Rugosa rose produces loads of beautiful, fragrant, rosy violet flowers in early summer and sporadically in late summer and early fall. Hybrid cultivars of rugosa rose have white, light pink, deep pink, and purplish red flowers. This dense-growing, wide-spreading shrub rose is exceedingly cold hardy and disease resistant and has handsome, wrinkled, deep green foliage that often develops yellow, orange, and red tints in the fall. In addition, this rose produces showy fruits, or hips, that provide a bright splash of red-orange through the fall and early winter.
- Common name: Rugosa rose or Japanese rose
- Botanical name: Rosa rugosa
- Plant type: Deciduous shrub
- Zones: 2 to 9
- Height: 3 to 8 feet
- Width: 3 to 8 feet
- Family: Rosaceae, rose family
- Sun: Full sun.
- Soil: Prefers well-drained soil with ample organic matter but tolerates a range of soil types, including clay and sand. Slightly acidic soil pH is best.
- Moisture: Consistent moisture is preferable, but rugosa rose has fairly good drought tolerance.
- Mulch: None, or a 1- to 2-inch layer of organic mulch such as small wood chips, composted leaves, or cocoa bean hulls.
- Pruning: Rugosa roses take well to pruning, though their thorny stems can make it a daunting experience for the gardener. Prune in spring to reduce height.
- Fertiliser: Apply a balanced fertiliser once or twice during the growing season.
- You can grow species from seeds. Seeds require a cold stratification period of three to four months. Sow seeds outdoors in the fall, or place the seeds in a plastic bag with some slightly damp sphagnum peat moss and store in the refrigerator for three to four months. Then sow seeds indoors under lights.
- Propagate cultivars from softwood cuttings taken in mid- to late summer. Treat with a rooting hormone.
Pests and diseases
- Resistant to rose diseases such as blackspot and powdery mildew.
- Aphids, mossy rose gall (caused by a small wasp), and Japanese beetles may affect rugosa rose.
- Rugosa rose is amazingly salt tolerant.
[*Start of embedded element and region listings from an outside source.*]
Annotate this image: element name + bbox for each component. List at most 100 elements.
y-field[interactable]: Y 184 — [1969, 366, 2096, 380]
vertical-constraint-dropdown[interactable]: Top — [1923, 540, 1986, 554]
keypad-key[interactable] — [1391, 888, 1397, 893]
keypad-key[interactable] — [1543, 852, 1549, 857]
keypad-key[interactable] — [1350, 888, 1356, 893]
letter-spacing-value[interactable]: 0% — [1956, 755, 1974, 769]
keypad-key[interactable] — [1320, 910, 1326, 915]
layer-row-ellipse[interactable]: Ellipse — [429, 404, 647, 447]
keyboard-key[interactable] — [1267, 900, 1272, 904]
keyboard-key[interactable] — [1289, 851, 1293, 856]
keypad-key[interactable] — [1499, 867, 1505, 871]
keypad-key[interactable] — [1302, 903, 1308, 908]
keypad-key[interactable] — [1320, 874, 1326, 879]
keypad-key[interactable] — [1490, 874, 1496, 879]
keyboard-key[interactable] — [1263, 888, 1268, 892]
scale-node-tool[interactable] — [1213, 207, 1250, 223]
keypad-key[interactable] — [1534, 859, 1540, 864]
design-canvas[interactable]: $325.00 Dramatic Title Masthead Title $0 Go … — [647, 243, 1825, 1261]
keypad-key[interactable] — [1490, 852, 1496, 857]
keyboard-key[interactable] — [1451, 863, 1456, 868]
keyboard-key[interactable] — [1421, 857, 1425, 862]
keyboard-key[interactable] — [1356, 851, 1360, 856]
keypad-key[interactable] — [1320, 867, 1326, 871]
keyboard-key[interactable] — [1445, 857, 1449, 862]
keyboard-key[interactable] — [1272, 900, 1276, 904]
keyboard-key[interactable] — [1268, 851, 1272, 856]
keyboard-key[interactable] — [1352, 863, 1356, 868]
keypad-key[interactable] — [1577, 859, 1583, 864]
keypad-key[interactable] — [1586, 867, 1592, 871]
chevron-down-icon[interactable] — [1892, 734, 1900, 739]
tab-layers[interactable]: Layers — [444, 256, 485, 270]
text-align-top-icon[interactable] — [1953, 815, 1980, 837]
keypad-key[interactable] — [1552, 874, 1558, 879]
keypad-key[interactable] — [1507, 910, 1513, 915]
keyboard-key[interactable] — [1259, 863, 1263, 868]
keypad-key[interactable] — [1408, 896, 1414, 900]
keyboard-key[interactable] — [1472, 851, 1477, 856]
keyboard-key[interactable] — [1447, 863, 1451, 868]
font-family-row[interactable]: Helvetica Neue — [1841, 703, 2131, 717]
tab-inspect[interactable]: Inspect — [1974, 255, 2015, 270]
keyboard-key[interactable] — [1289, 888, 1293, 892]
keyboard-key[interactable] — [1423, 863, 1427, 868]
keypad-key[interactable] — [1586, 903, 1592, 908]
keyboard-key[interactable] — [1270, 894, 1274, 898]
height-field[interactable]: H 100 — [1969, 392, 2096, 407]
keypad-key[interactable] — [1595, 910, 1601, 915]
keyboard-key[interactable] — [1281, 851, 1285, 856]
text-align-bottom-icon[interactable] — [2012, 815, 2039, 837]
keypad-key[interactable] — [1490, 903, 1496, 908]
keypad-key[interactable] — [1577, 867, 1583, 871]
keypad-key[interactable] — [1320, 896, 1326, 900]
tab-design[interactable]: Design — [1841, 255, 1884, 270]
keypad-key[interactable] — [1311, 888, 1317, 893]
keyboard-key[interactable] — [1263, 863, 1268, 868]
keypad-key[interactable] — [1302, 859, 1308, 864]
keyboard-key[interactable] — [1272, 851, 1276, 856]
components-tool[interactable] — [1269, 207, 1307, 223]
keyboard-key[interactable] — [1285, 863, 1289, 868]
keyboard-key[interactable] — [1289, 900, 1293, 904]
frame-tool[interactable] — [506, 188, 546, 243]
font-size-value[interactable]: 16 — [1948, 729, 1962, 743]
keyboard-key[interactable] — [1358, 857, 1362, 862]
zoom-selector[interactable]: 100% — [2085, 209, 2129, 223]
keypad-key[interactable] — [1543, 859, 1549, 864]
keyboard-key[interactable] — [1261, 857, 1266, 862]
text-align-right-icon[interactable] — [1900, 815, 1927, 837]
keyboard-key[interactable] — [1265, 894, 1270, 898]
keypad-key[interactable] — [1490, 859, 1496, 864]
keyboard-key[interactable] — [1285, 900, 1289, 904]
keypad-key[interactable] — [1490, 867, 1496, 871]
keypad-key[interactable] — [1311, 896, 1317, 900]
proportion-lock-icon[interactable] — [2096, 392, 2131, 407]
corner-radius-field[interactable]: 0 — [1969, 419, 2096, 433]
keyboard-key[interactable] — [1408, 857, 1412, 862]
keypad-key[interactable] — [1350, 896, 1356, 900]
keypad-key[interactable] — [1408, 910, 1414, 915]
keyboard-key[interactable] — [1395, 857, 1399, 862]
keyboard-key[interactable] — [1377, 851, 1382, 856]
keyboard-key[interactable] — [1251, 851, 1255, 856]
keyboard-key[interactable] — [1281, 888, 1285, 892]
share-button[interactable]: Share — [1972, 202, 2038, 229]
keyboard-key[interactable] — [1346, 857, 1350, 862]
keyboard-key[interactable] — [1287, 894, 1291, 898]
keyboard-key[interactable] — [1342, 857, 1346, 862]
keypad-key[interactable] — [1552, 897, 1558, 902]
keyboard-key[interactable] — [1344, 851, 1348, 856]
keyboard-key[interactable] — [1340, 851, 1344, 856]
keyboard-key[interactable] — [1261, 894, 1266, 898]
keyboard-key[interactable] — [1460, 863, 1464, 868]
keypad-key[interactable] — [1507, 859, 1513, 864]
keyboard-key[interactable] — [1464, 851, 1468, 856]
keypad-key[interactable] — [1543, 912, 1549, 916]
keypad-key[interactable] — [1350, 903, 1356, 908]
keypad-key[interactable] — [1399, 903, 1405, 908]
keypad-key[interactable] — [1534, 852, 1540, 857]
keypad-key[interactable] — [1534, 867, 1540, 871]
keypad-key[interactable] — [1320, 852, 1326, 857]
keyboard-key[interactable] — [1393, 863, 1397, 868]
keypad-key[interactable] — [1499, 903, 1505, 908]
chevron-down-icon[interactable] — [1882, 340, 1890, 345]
It has naturalised along sandy beach areas in New England, where it is sometimes called “salt spray rose.” It also tolerates road salt that is applied in cold climates.
- Harvest the large, red-orange hips to make jelly. These large, colourful hips give this rose one of its other common names—beach tomato.
- Mix rugosa roses with other roses, flowering shrubs, small evergreens, and perennials. Or use them as a low hedge or foundation planting.
- ‘Alba’ (also listed as var. alba): Blush pink buds open to pure white flowers
- ‘Albo-plena’ (also listed as var. albo-plena): Double white flowers
- ‘Belle Poitevine’: Semidouble, mauve-pink flowers
- ‘Blanc Double de Coubert’: Semidouble to double white flowers
- ‘Dart’s Dash’: Large, semidouble, mauve flowers and showy red-orange hips
- ‘Fru Dagmar Hastrup’ (also listed as ‘Frau Dagmar Hartopp’): Fragrant, light pink flowers
- ‘Hansa’: Large, fragrant, semidouble purplish red flowers
- ‘Roseraie de l’Hay’: Large, fragrant, double purplish red flowers
- ‘Thérèse Bugnet’: Large, double, medium pink flowers; reddish canes add winter interest
All in the family
- Rugosa rose is used in shrub-rose breeding projects because its genes contribute cold tolerance and disease resistance to the resulting hybrids.
- Rugosa roses originated in Japan, Northern China, and Korea, but they have naturalized in a number of places in North America.
- The rose family is a huge and diverse group of plants that includes many ornamental and food-producing plants, including apples, peaches, cherries, raspberries, mountain ash (Sorbus), hawthorns (Crataegus), spireas, and, of course, roses.